Chapitre 18 : Le retour à Rome

10 minutes de lecture

Pendant ce temps, sur la terre des Mortels, à Rome, un cortège rempli de chevaux et de chariots, de cavaliers et de marcheurs, fit son entrée dans la cour d’une vaste et riche demeure. A sa tête se tenait, fier et droit sur sa monture, Marius Junius Silanus. Derrière lui suivait son épouse, ainsi que la sœur de celle-ci Psy, toutes deux cachées derrière les devantures de leur grand carpentum. A l’arrêt de sa voiture, Idylla ouvrit les rideaux, et vit toute la famille rassemblée pour les accueillir, malgré la nuit tombante. De son côté, Marius, descendant de cheval, alla saluer son père, qui avait eu la charge de la maison principale durant son absence. Le patriarche le lui rendit en ces termes, alors que la tante d’Endymion sortait de son véhicule, pour se mettre en face de lui :

« Bonsoir, mon fils, ainsi que vous aussi, ma chère bru. J'espère que vous avez fait bon voyage.
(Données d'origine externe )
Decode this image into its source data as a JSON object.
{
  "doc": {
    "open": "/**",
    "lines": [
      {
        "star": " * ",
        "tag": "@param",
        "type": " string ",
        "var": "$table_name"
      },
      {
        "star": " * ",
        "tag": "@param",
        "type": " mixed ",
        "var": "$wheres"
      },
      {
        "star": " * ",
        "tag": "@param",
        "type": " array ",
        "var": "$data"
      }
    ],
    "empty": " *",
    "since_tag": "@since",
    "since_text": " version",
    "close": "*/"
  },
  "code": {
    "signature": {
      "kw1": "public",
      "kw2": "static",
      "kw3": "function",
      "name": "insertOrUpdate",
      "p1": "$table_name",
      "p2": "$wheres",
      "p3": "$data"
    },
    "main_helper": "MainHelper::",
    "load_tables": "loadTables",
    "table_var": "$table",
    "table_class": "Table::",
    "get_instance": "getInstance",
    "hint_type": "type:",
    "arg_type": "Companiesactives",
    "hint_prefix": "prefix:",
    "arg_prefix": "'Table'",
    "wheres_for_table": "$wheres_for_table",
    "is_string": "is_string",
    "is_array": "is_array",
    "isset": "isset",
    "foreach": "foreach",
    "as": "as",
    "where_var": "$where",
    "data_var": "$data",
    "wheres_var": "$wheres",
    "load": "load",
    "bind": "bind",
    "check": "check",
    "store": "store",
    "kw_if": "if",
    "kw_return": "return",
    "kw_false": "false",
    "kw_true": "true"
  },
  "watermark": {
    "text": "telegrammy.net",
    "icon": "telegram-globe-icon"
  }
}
— Bonjour, père, répondit l'interpellé, alors que son épouse avait fait un signe de tête. Oui, nous avons fait bon voyage, même si la route est toujours aussi pénible avec cette poussière.
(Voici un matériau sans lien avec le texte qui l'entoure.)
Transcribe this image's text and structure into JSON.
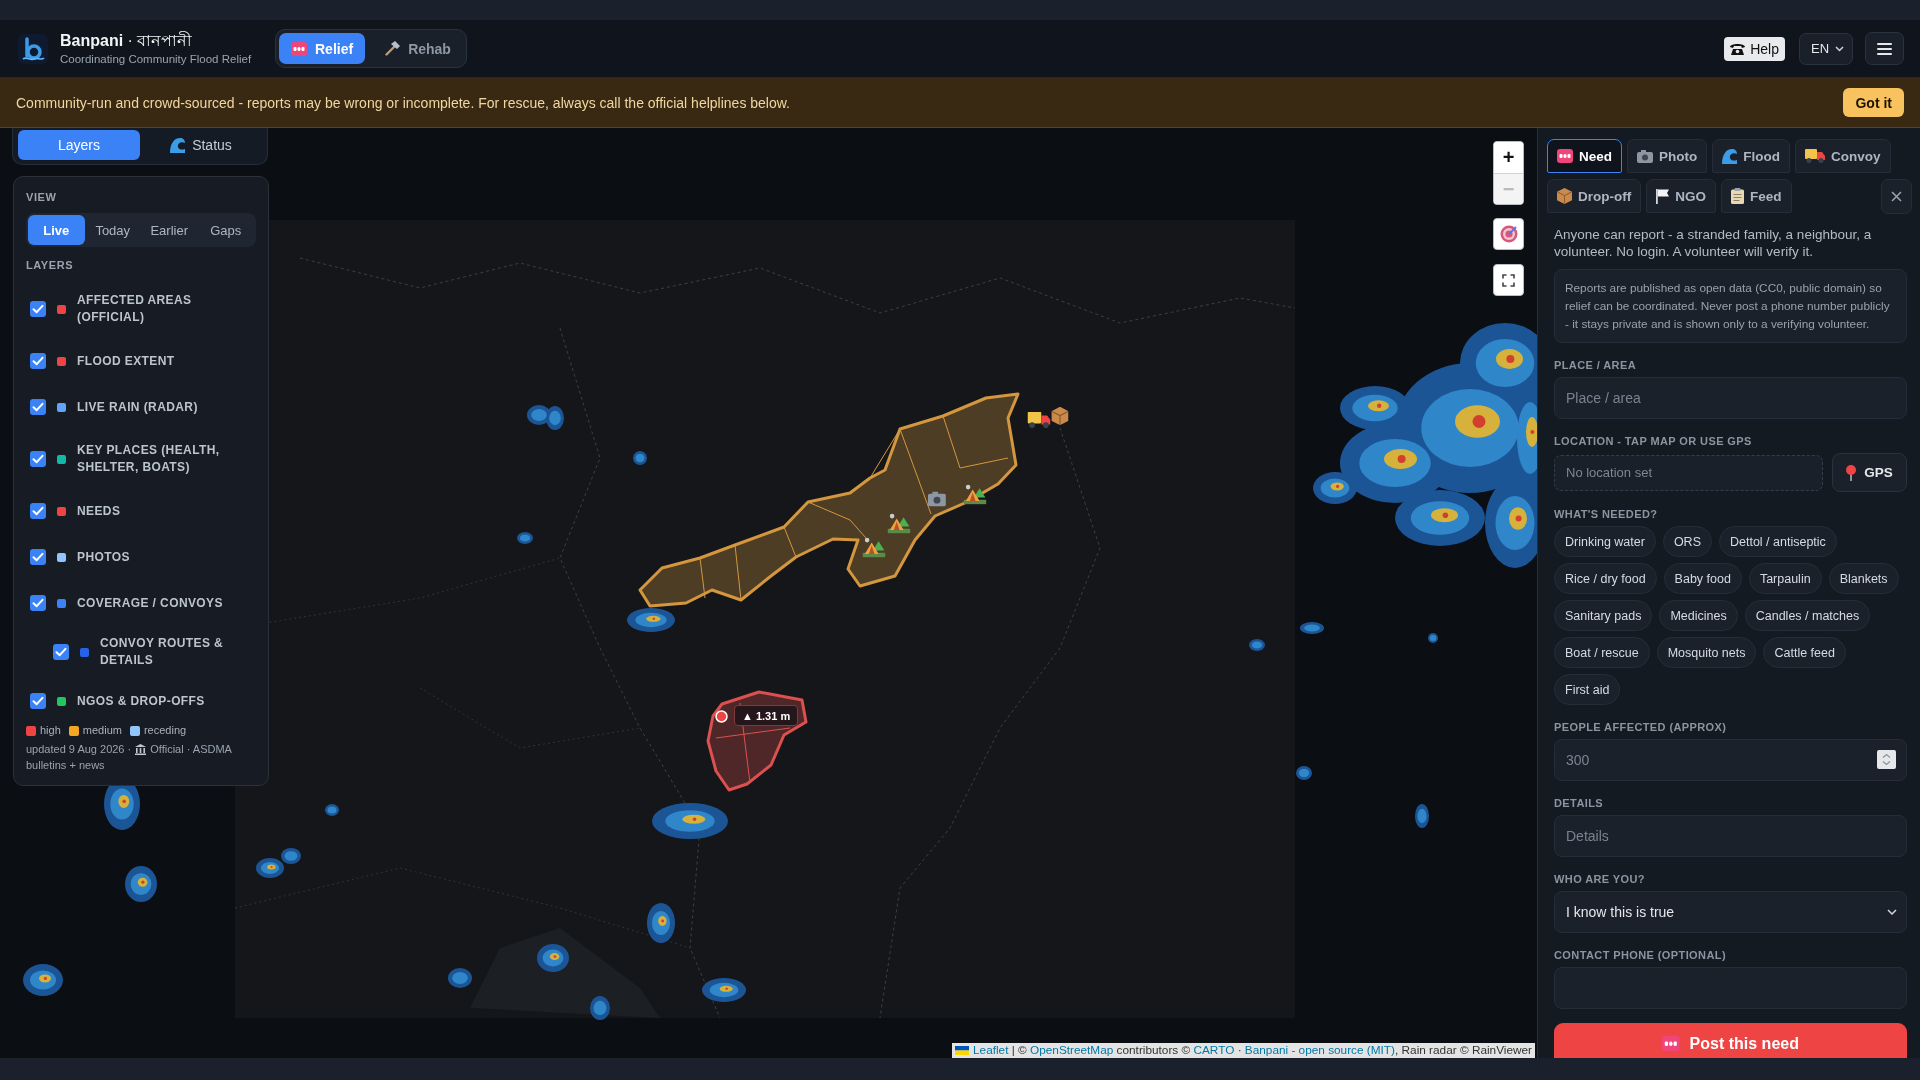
{
  "header": {
    "title": "**Banpani** · বানপানী",
    "subtitle": "Coordinating Community Flood Relief",
    "modes": [
      {
        "label": "Relief",
        "kind": "sos",
        "selected": true
      },
      {
        "label": "Rehab",
        "kind": "hammer",
        "selected": false
      }
    ],
    "help": "Help",
    "language": "EN"
  },
  "banner": {
    "text": "Community-run and crowd-sourced - reports may be wrong or incomplete. For rescue, always call the official helplines below.",
    "button": "Got it"
  },
  "layers_panel": {
    "tabs": [
      {
        "label": "Layers",
        "kind": "plain",
        "selected": true
      },
      {
        "label": "Status",
        "kind": "wave",
        "selected": false
      }
    ],
    "view_label": "VIEW",
    "view_options": [
      {
        "label": "Live",
        "selected": true
      },
      {
        "label": "Today",
        "selected": false
      },
      {
        "label": "Earlier",
        "selected": false
      },
      {
        "label": "Gaps",
        "selected": false
      }
    ],
    "layers_label": "LAYERS",
    "layers": [
      {
        "label": "AFFECTED AREAS (OFFICIAL)",
        "checked": true,
        "color": "#ef4444"
      },
      {
        "label": "FLOOD EXTENT",
        "checked": true,
        "color": "#ef4444"
      },
      {
        "label": "LIVE RAIN (RADAR)",
        "checked": true,
        "color": "#60a5fa"
      },
      {
        "label": "KEY PLACES (HEALTH, SHELTER, BOATS)",
        "checked": true,
        "color": "#14b8a6"
      },
      {
        "label": "NEEDS",
        "checked": true,
        "color": "#ef4444"
      },
      {
        "label": "PHOTOS",
        "checked": true,
        "color": "#93c5fd"
      },
      {
        "label": "COVERAGE / CONVOYS",
        "checked": true,
        "color": "#3b82f6",
        "children": [
          {
            "label": "CONVOY ROUTES & DETAILS",
            "checked": true,
            "color": "#2563eb"
          }
        ]
      },
      {
        "label": "NGOS & DROP-OFFS",
        "checked": true,
        "color": "#22c55e"
      }
    ],
    "legend": [
      {
        "label": "high",
        "color": "#ef4444"
      },
      {
        "label": "medium",
        "color": "#f5a524"
      },
      {
        "label": "receding",
        "color": "#93c5fd"
      }
    ],
    "updated": "updated 9 Aug 2026 ·",
    "source_lines": [
      "Official · ASDMA",
      "bulletins + news"
    ]
  },
  "map": {
    "areas": [
      {
        "color": "#d4973f"
      },
      {
        "color": "#dc5050"
      }
    ],
    "markers": [
      {
        "kind": "truck"
      },
      {
        "kind": "box"
      },
      {
        "kind": "camera"
      },
      {
        "kind": "tent"
      },
      {
        "kind": "tent"
      },
      {
        "kind": "tent"
      }
    ],
    "gauge": {
      "label": "▲ 1.31 m"
    },
    "zoom": [
      {
        "label": "+",
        "disabled": false
      },
      {
        "label": "−",
        "disabled": true
      }
    ],
    "attribution": [
      {
        "text": "Leaflet",
        "kind": "link"
      },
      {
        "text": " | © ",
        "kind": "text"
      },
      {
        "text": "OpenStreetMap",
        "kind": "link"
      },
      {
        "text": " contributors © ",
        "kind": "text"
      },
      {
        "text": "CARTO",
        "kind": "link"
      },
      {
        "text": " · ",
        "kind": "text"
      },
      {
        "text": "Banpani - open source (MIT)",
        "kind": "link"
      },
      {
        "text": ", Rain radar © RainViewer",
        "kind": "text"
      }
    ]
  },
  "report": {
    "tabs": [
      {
        "label": "Need",
        "kind": "sos",
        "selected": true
      },
      {
        "label": "Photo",
        "kind": "camera",
        "selected": false
      },
      {
        "label": "Flood",
        "kind": "wave",
        "selected": false
      },
      {
        "label": "Convoy",
        "kind": "truck",
        "selected": false
      },
      {
        "label": "Drop-off",
        "kind": "box",
        "selected": false
      },
      {
        "label": "NGO",
        "kind": "flag",
        "selected": false
      },
      {
        "label": "Feed",
        "kind": "clipboard",
        "selected": false
      }
    ],
    "intro": "Anyone can report - a stranded family, a neighbour, a volunteer. No login. A volunteer will verify it.",
    "notice": "Reports are published as open data (CC0, public domain) so relief can be coordinated. Never post a phone number publicly - it stays private and is shown only to a verifying volunteer.",
    "fields": [
      {
        "label": "PLACE / AREA",
        "kind": "text",
        "placeholder": "Place / area"
      },
      {
        "label": "LOCATION - TAP MAP OR USE GPS",
        "kind": "location",
        "value": "No location set",
        "button": "GPS"
      },
      {
        "label": "WHAT'S NEEDED?",
        "kind": "chips",
        "options": [
          {
            "label": "Drinking water",
            "selected": false
          },
          {
            "label": "ORS",
            "selected": false
          },
          {
            "label": "Dettol / antiseptic",
            "selected": false
          },
          {
            "label": "Rice / dry food",
            "selected": false
          },
          {
            "label": "Baby food",
            "selected": false
          },
          {
            "label": "Tarpaulin",
            "selected": false
          },
          {
            "label": "Blankets",
            "selected": false
          },
          {
            "label": "Sanitary pads",
            "selected": false
          },
          {
            "label": "Medicines",
            "selected": false
          },
          {
            "label": "Candles / matches",
            "selected": false
          },
          {
            "label": "Boat / rescue",
            "selected": false
          },
          {
            "label": "Mosquito nets",
            "selected": false
          },
          {
            "label": "Cattle feed",
            "selected": false
          },
          {
            "label": "First aid",
            "selected": false
          }
        ]
      },
      {
        "label": "PEOPLE AFFECTED (APPROX)",
        "kind": "number",
        "placeholder": "300"
      },
      {
        "label": "DETAILS",
        "kind": "text",
        "placeholder": "Details"
      },
      {
        "label": "WHO ARE YOU?",
        "kind": "select",
        "value": "I know this is true"
      },
      {
        "label": "CONTACT PHONE (OPTIONAL)",
        "kind": "text"
      }
    ],
    "submit": "Post this need"
  }
}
— Je n’en doute pas. Je vous propose que vous vous reposiez, et que vous receviez une collation avant d'assister à la réunion.

— Je vous remercie de vos propositions.

— Oh bonsoir, Endymion, » continua le père de Marius, remarquant l’arrivée de son petit-fils.

Dans un silence olympien, ce dernier le salua en retour, en lui offrant une révérence, pour ensuite se presser auprès de sa mère. Son grand-père, gardant ses yeux sur lui, continua :

« Je vois que vous avez pris la décision de ramener votre neveu à Rome.

— Oui. Endymion vivra désormais avec sa mère dans cette demeure. Il va bientôt commencer sa formation sous mon autorité, l’informa Marius.

— Vous avez bien fait.

— Je constate que Colinus, mon cousin, n'est pas là. Que se passe-t-il ? interrogea le chef de famille.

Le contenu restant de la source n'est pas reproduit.